Les limites de la compensation carbone

July 10, 2025 Environment

Le principe de la compensation carbone est a priori gagnant-gagnant pour les Européens qui polluent et les pays en développement où naissent des projets écologiques. Mais le dispositif a des limites.

Après cette période de canicule, il est intéressant de se pencher sur l'un des mécanismes conçus pour lutter contre le réchauffement climatique: la compensation carbone.

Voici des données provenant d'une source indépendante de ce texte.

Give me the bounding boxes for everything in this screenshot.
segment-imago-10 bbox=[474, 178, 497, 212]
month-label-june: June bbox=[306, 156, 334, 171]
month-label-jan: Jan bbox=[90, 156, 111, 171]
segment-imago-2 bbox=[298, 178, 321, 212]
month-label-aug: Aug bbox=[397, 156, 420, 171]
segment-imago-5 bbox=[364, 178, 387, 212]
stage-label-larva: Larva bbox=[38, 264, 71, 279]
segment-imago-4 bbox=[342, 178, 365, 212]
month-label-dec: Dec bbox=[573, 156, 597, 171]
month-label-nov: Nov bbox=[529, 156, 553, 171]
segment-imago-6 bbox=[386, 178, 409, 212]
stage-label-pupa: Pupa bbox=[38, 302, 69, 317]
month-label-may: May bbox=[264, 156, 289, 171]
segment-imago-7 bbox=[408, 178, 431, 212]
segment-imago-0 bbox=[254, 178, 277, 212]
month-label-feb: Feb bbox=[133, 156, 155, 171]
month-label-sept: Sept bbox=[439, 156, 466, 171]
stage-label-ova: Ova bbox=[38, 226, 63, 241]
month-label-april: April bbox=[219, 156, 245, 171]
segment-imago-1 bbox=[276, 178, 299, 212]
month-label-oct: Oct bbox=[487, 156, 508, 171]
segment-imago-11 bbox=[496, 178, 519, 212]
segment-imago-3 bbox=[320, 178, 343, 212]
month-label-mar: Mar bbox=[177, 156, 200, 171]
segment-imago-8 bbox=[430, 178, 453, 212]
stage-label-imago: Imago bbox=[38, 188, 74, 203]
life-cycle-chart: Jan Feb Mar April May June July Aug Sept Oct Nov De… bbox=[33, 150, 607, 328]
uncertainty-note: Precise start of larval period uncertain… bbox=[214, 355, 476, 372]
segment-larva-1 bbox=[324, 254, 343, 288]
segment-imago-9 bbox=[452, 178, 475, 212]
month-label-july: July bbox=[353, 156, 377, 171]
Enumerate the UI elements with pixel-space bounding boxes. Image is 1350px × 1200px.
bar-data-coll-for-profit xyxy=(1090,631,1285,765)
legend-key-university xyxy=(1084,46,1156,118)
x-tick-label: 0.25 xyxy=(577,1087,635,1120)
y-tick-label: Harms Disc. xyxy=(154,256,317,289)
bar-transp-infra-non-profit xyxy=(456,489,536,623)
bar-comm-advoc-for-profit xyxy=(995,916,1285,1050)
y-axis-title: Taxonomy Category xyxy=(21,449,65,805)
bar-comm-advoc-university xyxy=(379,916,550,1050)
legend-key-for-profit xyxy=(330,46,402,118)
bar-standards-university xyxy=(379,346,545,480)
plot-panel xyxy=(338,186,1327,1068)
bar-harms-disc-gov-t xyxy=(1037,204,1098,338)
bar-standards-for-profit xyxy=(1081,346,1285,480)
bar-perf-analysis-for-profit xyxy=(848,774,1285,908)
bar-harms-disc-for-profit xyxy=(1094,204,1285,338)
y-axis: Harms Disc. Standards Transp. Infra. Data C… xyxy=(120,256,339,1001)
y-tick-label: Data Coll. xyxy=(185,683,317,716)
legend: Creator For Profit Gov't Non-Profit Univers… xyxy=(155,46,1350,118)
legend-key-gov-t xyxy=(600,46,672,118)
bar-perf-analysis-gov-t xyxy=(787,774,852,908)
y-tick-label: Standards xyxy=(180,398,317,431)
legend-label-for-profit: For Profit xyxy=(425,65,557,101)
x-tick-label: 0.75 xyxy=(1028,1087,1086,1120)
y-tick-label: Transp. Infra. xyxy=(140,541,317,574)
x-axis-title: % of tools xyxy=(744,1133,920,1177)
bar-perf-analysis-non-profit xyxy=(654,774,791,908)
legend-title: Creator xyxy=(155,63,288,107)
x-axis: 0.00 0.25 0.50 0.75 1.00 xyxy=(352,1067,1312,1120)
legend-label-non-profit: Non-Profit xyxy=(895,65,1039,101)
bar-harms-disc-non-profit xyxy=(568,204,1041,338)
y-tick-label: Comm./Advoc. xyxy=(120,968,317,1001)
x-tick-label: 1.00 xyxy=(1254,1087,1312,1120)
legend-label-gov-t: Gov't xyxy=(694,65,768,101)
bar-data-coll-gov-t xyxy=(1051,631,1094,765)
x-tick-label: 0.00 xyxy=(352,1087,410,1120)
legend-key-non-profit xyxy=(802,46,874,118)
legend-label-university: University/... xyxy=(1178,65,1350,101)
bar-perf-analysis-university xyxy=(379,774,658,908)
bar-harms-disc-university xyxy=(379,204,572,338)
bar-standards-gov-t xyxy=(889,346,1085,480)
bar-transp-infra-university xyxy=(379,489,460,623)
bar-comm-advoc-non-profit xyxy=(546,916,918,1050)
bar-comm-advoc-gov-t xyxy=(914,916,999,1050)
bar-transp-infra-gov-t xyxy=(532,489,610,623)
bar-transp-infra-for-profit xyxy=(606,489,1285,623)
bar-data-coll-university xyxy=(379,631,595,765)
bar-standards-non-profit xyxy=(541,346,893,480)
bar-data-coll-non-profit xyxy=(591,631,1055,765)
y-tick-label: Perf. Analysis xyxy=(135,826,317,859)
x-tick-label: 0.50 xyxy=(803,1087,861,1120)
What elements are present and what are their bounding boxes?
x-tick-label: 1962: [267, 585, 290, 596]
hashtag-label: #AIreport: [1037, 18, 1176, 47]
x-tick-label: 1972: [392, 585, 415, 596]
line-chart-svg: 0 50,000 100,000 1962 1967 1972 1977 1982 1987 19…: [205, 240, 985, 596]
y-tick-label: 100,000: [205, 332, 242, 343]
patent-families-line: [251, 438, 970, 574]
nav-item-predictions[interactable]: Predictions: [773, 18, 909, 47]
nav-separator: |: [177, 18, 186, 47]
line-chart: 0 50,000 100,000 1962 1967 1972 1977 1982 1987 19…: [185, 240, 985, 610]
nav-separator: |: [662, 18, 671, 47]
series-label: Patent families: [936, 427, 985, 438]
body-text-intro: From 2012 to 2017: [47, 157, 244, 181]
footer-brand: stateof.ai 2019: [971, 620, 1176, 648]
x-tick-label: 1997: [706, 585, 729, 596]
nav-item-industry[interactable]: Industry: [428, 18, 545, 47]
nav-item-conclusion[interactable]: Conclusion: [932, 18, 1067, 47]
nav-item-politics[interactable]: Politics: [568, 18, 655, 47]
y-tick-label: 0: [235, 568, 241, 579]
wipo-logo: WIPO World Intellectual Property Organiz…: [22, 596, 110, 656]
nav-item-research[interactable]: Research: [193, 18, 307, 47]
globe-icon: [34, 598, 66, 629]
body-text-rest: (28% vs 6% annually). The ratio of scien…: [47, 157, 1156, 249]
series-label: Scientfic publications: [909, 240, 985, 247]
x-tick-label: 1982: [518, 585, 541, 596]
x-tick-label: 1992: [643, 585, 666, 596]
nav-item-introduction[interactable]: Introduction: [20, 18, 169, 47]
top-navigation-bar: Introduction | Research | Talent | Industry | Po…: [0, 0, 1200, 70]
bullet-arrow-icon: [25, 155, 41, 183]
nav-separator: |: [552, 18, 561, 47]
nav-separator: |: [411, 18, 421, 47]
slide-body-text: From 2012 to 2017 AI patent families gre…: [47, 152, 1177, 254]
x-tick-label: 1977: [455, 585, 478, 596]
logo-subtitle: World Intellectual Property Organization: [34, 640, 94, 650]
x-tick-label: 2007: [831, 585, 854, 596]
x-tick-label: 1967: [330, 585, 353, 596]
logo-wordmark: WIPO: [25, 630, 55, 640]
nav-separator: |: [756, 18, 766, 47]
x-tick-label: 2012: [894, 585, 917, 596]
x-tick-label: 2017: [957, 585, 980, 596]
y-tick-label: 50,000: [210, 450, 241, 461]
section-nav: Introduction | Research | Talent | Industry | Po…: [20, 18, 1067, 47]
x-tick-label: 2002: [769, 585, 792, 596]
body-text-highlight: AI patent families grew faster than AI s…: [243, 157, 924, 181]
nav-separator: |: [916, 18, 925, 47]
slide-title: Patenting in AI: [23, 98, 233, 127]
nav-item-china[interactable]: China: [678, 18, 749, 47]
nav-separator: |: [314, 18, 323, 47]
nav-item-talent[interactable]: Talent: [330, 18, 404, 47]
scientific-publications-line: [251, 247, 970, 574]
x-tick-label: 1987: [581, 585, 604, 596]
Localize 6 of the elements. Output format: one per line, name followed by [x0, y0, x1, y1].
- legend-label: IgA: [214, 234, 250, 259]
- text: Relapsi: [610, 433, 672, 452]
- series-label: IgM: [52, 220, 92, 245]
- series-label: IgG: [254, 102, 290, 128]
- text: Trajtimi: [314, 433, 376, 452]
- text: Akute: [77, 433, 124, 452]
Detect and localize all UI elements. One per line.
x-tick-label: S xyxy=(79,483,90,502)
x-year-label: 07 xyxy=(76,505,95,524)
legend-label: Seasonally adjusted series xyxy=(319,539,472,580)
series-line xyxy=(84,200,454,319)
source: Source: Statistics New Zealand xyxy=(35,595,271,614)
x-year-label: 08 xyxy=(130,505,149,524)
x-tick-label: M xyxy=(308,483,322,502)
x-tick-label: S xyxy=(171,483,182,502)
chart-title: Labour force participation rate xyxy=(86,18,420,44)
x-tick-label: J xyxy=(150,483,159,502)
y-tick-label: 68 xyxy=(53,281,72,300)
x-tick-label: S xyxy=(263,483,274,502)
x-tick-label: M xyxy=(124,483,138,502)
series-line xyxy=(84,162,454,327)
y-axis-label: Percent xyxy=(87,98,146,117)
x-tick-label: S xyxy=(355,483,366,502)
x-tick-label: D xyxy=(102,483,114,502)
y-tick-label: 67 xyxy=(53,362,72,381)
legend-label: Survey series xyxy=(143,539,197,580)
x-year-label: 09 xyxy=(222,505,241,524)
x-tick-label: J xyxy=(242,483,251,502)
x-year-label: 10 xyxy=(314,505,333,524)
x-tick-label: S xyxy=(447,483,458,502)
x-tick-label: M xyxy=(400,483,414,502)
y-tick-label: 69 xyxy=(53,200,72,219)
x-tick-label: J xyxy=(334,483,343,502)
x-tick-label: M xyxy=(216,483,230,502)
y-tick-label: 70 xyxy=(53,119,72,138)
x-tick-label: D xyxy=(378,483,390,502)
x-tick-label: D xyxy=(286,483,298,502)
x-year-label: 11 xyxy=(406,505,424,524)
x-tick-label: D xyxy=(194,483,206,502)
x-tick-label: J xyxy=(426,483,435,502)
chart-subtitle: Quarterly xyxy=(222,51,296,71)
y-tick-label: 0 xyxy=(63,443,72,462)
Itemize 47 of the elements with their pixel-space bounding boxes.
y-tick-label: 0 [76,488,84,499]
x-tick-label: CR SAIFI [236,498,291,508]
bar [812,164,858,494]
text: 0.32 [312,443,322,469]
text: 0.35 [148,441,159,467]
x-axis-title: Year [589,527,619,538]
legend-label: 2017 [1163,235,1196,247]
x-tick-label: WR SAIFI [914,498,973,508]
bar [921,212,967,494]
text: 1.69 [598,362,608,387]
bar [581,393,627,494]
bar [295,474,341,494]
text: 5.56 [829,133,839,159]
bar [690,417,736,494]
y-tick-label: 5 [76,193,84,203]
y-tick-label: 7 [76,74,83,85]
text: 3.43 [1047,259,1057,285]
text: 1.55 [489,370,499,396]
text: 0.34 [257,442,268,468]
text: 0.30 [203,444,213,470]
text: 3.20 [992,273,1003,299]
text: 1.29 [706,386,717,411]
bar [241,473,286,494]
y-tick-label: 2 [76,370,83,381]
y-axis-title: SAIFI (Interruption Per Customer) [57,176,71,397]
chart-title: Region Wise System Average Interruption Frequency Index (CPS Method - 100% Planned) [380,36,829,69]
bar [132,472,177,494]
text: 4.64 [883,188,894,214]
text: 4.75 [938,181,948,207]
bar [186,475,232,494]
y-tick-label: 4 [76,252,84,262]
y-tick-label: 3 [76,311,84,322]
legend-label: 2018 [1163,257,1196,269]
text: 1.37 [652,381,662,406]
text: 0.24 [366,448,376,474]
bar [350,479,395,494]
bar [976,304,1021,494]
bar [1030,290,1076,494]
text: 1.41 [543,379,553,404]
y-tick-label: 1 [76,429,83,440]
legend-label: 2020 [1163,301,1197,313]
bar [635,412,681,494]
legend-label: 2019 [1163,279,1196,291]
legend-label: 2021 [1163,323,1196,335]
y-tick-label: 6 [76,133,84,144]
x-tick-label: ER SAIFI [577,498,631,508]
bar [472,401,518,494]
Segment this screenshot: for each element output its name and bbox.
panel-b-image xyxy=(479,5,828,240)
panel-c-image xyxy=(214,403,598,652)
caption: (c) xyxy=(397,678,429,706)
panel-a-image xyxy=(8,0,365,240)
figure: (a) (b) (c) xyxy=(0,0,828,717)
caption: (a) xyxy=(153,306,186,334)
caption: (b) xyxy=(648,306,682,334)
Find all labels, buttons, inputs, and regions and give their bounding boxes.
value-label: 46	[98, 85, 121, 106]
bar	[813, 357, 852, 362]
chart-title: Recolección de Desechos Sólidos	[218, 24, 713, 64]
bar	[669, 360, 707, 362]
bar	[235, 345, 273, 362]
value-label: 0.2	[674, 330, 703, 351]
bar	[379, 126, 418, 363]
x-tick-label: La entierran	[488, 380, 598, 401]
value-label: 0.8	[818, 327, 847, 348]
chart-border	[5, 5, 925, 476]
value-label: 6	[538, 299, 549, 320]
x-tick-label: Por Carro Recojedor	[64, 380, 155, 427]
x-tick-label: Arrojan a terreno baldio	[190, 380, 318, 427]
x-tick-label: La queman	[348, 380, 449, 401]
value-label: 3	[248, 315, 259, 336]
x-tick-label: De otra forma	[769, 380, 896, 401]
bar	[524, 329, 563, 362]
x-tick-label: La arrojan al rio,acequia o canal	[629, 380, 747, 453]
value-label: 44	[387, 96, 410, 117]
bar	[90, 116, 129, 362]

Il s'agit de permettre à un acteur économique de continuer à polluer en échange du paiement d'un service environnemental.

Le "mécanisme de développement propre" (MDP) mis en place dans le cadre du protocole de Kyoto autorise ainsi des entreprises à financer des projets de réduction des émissions de gaz à effet de serre dans des pays en développement, en échange d'un droit à polluer. Du côté des compagnies aériennes, le système Corsia est supposé les conduire à compenser leurs vols internationaux via l'achat de crédits carbones finançant, par exemple, des projets de conservation forestière en Amazonie.

Ce mécanisme permet des transferts des pays développés vers les pays en développement pour réduire le réchauffement de notre planète, et ce de façon politiquement acceptable - on imagine mal la France lever un impôt supplémentaire pour financer directement des parcs éoliens en Inde ou des forêts au Brésil! Un principe a priori gagnant-gagnant: il est moins coûteux pour un Européen de payer pour éviter l'émission d'une tonne de CO2 en Inde que de chercher à le faire chez lui !

L'enjeu est considérable puisque près des trois quarts des émissions de gaz à effet de serre viennent des pays en développement. Les économistes ont certes proposé depuis longtemps une solution plus efficace: mettre en place un marché de permis d'émission commun reliant par exemple l'Europe à la Chine et l'Inde, à l'instar de celui qui couvre à la fois la Californie et le Québec. Mais cela relève jusqu'à présent de la fiction politique.

Ce mécanisme présente toutefois deux limites majeures. La première concerne la demande, comme l'illustre le cas du transport aérien. Le système Corsia a surtout permis aux compagnies de se donner bonne conscience. Il ne sera obligatoire qu'à partir de 2027 et ne contraint les émissions qu'au-dessus d'un seuil de référence bien trop élevé (un niveau proche de 2022).

Effet d'aubaine

Le prix de la tonne de CO2 sur le marché de la compensation carbone dans le secteur aérien est aujourd'hui plus de 300 fois inférieur au prix du permis d'émission européen ! Bien que Corsia soit piloté par l'ONU, les compagnies aériennes sont ainsi parvenues à réduire au maximum les exigences de qualité, favorisant le "moins-disant environnemental". En l'état, cela n'aura qu'un effet dérisoire sur les émissions mondiales et aucun sur les émissions du secteur. La seconde limite porte sur l'offre de service environnemental. Même lorsque l'exigence de qualité est présente, il est très difficile d'éviter un pur effet d'aubaine. L'économiste Matthieu Glachant et ses collègues ont ainsi récemment montré que plus de la moitié des parcs éoliens financés en Inde par le MDP auraient été construits même sans compensation carbone. Soucieux de répondre au mieux aux exigences environnementales de leur gouvernement et du MDP, les gestionnaires indiens auraient tendance à soumettre les meilleurs projets pour obtenir ces financements. Ceux-ci viennent alors enrichir les porteurs de projet sans aucun effet sur la pollution!

Une abondante littérature s'est développée pour proposer des solutions à ce problème récurrent. Le diable est dans les détails: il vaut mieux sélectionner les projets, laisser moins de choix aux porteurs de projets, raccourcir la durée des financements, évaluer régulièrement, etc.

Cette question est d'autant plus importante qu'elle concerne l'ensemble des services environnementaux pour le climat, la biodiversité, la gestion de l'eau ou la prévention des risques naturels. En 2015, les dépenses pour ces services étaient déjà estimées à plus de 40 milliards de dollars par an. Un montant qui n'a fait que croître depuis.